There are many different types of fibers, but they are often split into two categories. Insoluble and soluble fibers.
Insoluble fiber is the type of fiber found on the skin of fruits, legumes, celery and whole grains. Insoluble fiber cannot be absorbed by your small intestine. It enters the large intestine fully intact for your gut bacteria to feast upon. These microorganisms break the fiber down and release byproducts (short-chain fatty acids) that enhance intestinal health.
Like I mentioned in this post, if we consume a low fiber diet, we will leave our gut bacteria no other option but to eat away at the protective lining in our intestines. Also, because they are insoluble in water (not dissolving) they bulk up our feces, weighing it down, and resulting in an easier elimination. Ever wonder why corn is visible in your stool? This is why.
Soluble fiber is the type of fiber found in fruits and vegetables, beans and oat bran. Soluble fiber can dissolve in water and it forms a gel-like consistency that inhibits the re-absorption of cholesterol in the body. This is why fiber is linked with reducing cardiovascular disease. It helps remove excess cholesterol in our bodies.
If you’re wondering how you could meet your daily fiber needs in a day I made an example for some inspiration. This example uses sources of fiber that come from whole foods and are low on the glycemic index so they won’t spike up your blood sugar.
Another tip to adding more fiber in your diet is to switch to 100% whole grains. If you can’t do this, try to replace 50% of your grains with whole grain. If you’re still unable, commit to having ONE meal with whole grains in it. As with everything, change starts small. Here’s a breakfast that I love to make!
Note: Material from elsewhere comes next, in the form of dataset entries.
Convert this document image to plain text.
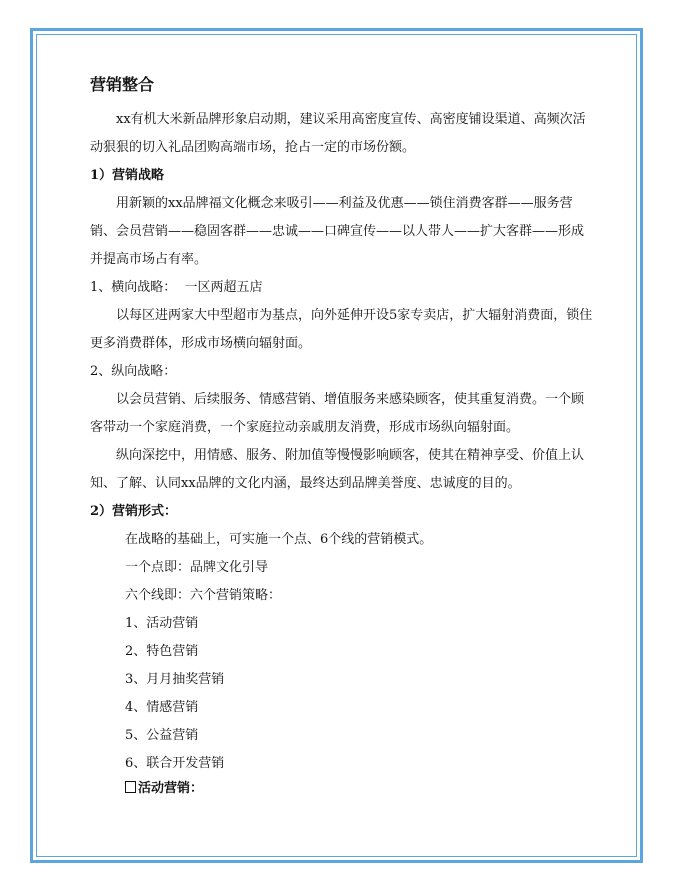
营销整合

xx有机大米新品牌形象启动期，建议采用高密度宣传、高密度铺设渠道、高频次活动狠狠的切入礼品团购高端市场，抢占一定的市场份额。

1）营销战略

用新颖的xx品牌福文化概念来吸引——利益及优惠——锁住消费客群——服务营销、会员营销——稳固客群——忠诚——口碑宣传——以人带人——扩大客群——形成并提高市场占有率。

1、横向战略：  一区两超五店

以每区进两家大中型超市为基点，向外延伸开设5家专卖店，扩大辐射消费面，锁住更多消费群体，形成市场横向辐射面。

2、纵向战略：

以会员营销、后续服务、情感营销、增值服务来感染顾客，使其重复消费。一个顾客带动一个家庭消费，一个家庭拉动亲戚朋友消费，形成市场纵向辐射面。

纵向深挖中，用情感、服务、附加值等慢慢影响顾客，使其在精神享受、价值上认知、了解、认同xx品牌的文化内涵，最终达到品牌美誉度、忠诚度的目的。

2）营销形式：

在战略的基础上，可实施一个点、6个线的营销模式。

一个点即：品牌文化引导

六个线即：六个营销策略：

1、活动营销

2、特色营销

3、月月抽奖营销

4、情感营销

5、公益营销

6、联合开发营销

活动营销：
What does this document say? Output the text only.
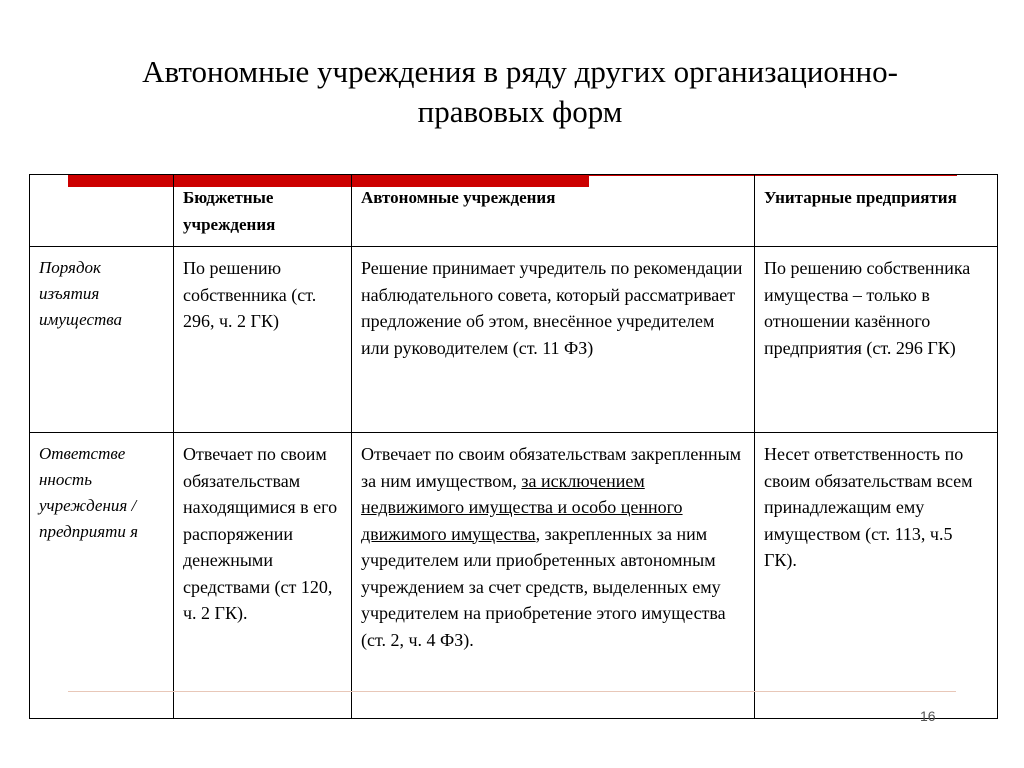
Автономные учреждения в ряду других организационно-
правовых форм
	Бюджетные учреждения	Автономные учреждения	Унитарные предприятия
Порядок изъятия имущества	По решению собственника (ст. 296, ч. 2 ГК)	Решение принимает учредитель по рекомендации наблюдательного совета, который рассматривает предложение об этом, внесённое учредителем или руководителем (ст. 11 ФЗ)	По решению собственника имущества – только в отношении казённого предприятия (ст. 296 ГК)
Ответстве нность учреждения / предприяти я	Отвечает по своим обязательствам находящимися в его распоряжении денежными средствами (ст 120, ч. 2 ГК).	Отвечает по своим обязательствам закрепленным за ним имуществом, за исключением недвижимого имущества и особо ценного движимого имущества, закрепленных за ним учредителем или приобретенных автономным учреждением за счет средств, выделенных ему учредителем на приобретение этого имущества (ст. 2, ч. 4 ФЗ).	Несет ответственность по своим обязательствам всем принадлежащим ему имуществом (ст. 113, ч.5 ГК).
16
Avocado and Egg Muffin with sauteed spinach and tomatoes.
I love this breakfast because I get my beloved carbs which my body needs and craves. I usually need two to feel satisfied, especially if I'm training or exercising hard. These little babies are nice because they have 4 g of insoluble fiber per muffin compared to regular English muffins with only 1 g of fiber per muffin.
For the perfect round egg, I use this $7 mini frying pan, and also saute the spinach quickly in there afterwards for minimal clean-up.